Tamamlayıcı Koruma Hakkı ve Polis Karakolunun Yükümlülüğü: Bolonya Mahkemesi'nin Son Kararının Analizi
Giriş Tamamlayıcı koruma, İtalya'da sığınmacılar için oluşturulan koruma sisteminin temel bir parçasıdır. Ancak, bu korumanın uygulanabilirliği genellikle idari engeller nedeniyle sınırlanmaktadır. Bu bağlamda, Bolonya Mahkemesi'nin (N.R.G. 1199/2025) kararı, Polis Karakolu’nun tamamlayıcı koruma başvurularını kabul etme ve ilgili idari süreci başlatma yükümlülüğünü teyit etmektedir.
Mahkemeye Sunulan Dava Başvuran, 18 Kasım 2024 tarihinde Forlì Polis Karakolu'na tamamlayıcı koruma başvurusunda bulundu. Ancak, idarenin yanıt vermemesi üzerine, 13 ve 20 Ocak 2025 tarihlerinde iki ek hatırlatma göndermesine rağmen yine bir yanıt alamadı. Bu nedenle, başvuru tarihinin belirlenmesi ve geçici oturma izni alabilmek amacıyla İtalyan Medeni Usul Kanunu’nun 700. maddesi uyarınca acil bir dava açtı.
Başvuranın Görüşü ve Hukuki Çerçeve Başvuran, 2013/32/AB Direktifi’ni ve İtalyan hukuku çerçevesinde 25/2008 sayılı Yasama Kararnamesi'ni referans göstererek tamamlayıcı koruma hakkına sahip olduğunu savundu. Ayrıca, Avrupa Birliği Temel Haklar Şartı'nın 18. maddesinin iltica hakkını garanti ettiğini ve Avrupa Adalet Divanı’nın C-808/18 numaralı kararına dayanarak AB üye devletlerinin koruma prosedürlerine erişimi sağlaması gerektiğini belirtti.
Mahkeme Kararı Bolonya Mahkemesi, başvuruyu kabul ederek hem fumus boni iuris (talebin hukuki dayanağı) hem de periculum in mora (başvurunun gecikmesi durumunda başvuranın karşılaşabileceği gerçek tehlike) unsurlarının mevcut olduğunu belirledi.
Mahkeme şu hususları değerlendirdi:
- Polis Karakolu'nun hareketsizliği, ulusal ve Avrupa hukuku tarafından garanti altına alınan uluslararası ve tamamlayıcı koruma hakkına erişimin ihlali anlamına gelmektedir.

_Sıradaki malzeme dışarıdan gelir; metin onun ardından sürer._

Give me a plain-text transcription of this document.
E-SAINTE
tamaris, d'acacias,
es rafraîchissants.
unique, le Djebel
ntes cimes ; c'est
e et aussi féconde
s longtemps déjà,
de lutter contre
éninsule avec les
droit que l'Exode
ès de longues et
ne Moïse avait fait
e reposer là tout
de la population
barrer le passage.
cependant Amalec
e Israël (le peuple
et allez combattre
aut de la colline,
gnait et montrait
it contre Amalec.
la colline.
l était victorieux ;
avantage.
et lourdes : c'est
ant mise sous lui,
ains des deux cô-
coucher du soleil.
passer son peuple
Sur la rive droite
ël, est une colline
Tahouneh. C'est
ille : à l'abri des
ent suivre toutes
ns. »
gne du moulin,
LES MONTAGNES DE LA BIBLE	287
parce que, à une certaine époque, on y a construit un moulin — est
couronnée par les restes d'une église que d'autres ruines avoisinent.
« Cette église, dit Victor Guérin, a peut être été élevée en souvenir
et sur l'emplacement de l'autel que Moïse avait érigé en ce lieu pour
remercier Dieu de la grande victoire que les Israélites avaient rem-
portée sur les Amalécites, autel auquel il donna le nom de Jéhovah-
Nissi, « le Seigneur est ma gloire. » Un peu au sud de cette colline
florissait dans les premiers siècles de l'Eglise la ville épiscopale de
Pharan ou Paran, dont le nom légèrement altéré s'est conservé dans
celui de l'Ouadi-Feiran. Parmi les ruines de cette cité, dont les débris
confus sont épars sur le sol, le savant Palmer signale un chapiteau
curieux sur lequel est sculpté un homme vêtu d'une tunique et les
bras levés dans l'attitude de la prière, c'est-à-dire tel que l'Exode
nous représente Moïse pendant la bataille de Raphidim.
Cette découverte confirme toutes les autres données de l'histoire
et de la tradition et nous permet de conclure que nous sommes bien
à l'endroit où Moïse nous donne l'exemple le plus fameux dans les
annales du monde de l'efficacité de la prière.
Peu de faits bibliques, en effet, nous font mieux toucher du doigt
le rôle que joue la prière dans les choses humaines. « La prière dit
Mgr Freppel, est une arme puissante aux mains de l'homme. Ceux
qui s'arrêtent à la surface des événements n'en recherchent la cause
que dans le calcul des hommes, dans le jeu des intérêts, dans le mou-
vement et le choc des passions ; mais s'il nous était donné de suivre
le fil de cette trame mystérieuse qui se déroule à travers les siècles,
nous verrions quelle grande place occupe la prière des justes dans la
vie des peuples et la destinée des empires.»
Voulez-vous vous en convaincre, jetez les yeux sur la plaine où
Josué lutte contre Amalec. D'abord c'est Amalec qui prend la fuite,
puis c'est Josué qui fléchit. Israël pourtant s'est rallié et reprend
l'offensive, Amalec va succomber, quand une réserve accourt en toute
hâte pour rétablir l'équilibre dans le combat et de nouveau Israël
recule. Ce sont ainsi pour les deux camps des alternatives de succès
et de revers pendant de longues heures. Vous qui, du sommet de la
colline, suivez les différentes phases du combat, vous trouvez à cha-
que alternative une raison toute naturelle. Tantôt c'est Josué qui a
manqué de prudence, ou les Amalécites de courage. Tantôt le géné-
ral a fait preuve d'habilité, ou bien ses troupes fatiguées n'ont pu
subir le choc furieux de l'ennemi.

- Tamamlayıcı koruma başvurusunu sunmak için bir randevu belirlenmemesi, temel bir hakkın kullanımına hukuka aykırı bir engel teşkil etmektedir.
- 50/2023 sayılı Kanun, tamamlayıcı koruma taleplerinin uluslararası koruma prosedürlerinin bir parçası olarak ele alınmasını ve başvuruların Polis Karakolu'na sunulmasını zorunlu kılmaktadır.
Kararın Sonuçları Bu karar, önemli bir hukuki ilkeyi teyit etmektedir: Polis Karakolları, idari sessizlik yoluyla tamamlayıcı koruma prosedürlerine erişimi engelleyemez. Başvuru hakkı, randevu verilerek ve geçici oturma izni belgesinin sağlanmasıyla güvence altına alınmalıdır.
Mahkeme, Forlì Polis Karakolu'na şu talimatları verdi:
- Tamamlayıcı koruma başvurusunu uluslararası koruma prosedürleri çerçevesinde kabul etmek.
- Geçici oturma izni belgesi düzenlemek.
- Alternatif olarak, 15 gün içinde bir randevu belirleyerek başvurunun değerlendirilmekte olduğunu belirten bir belge vermek.
Sonuç Bolonya Mahkemesi'nin bu kararı, tamamlayıcı koruma hakkının güçlendirilmesine yönelik önemli bir adımı temsil etmektedir. İdarenin, sürece erişimi garanti etme yükümlülüğünü teyit etmekte ve keyfi engellerin oluşturulamayacağını vurgulamaktadır. Bu karar, benzer durumlarla karşılaşan bireyler için önemli bir referans noktası oluşturmaktadır ve iltica ve uluslararası koruma haklarının korunmasına yönelik yargısal yaklaşımı pekiştirmektedir.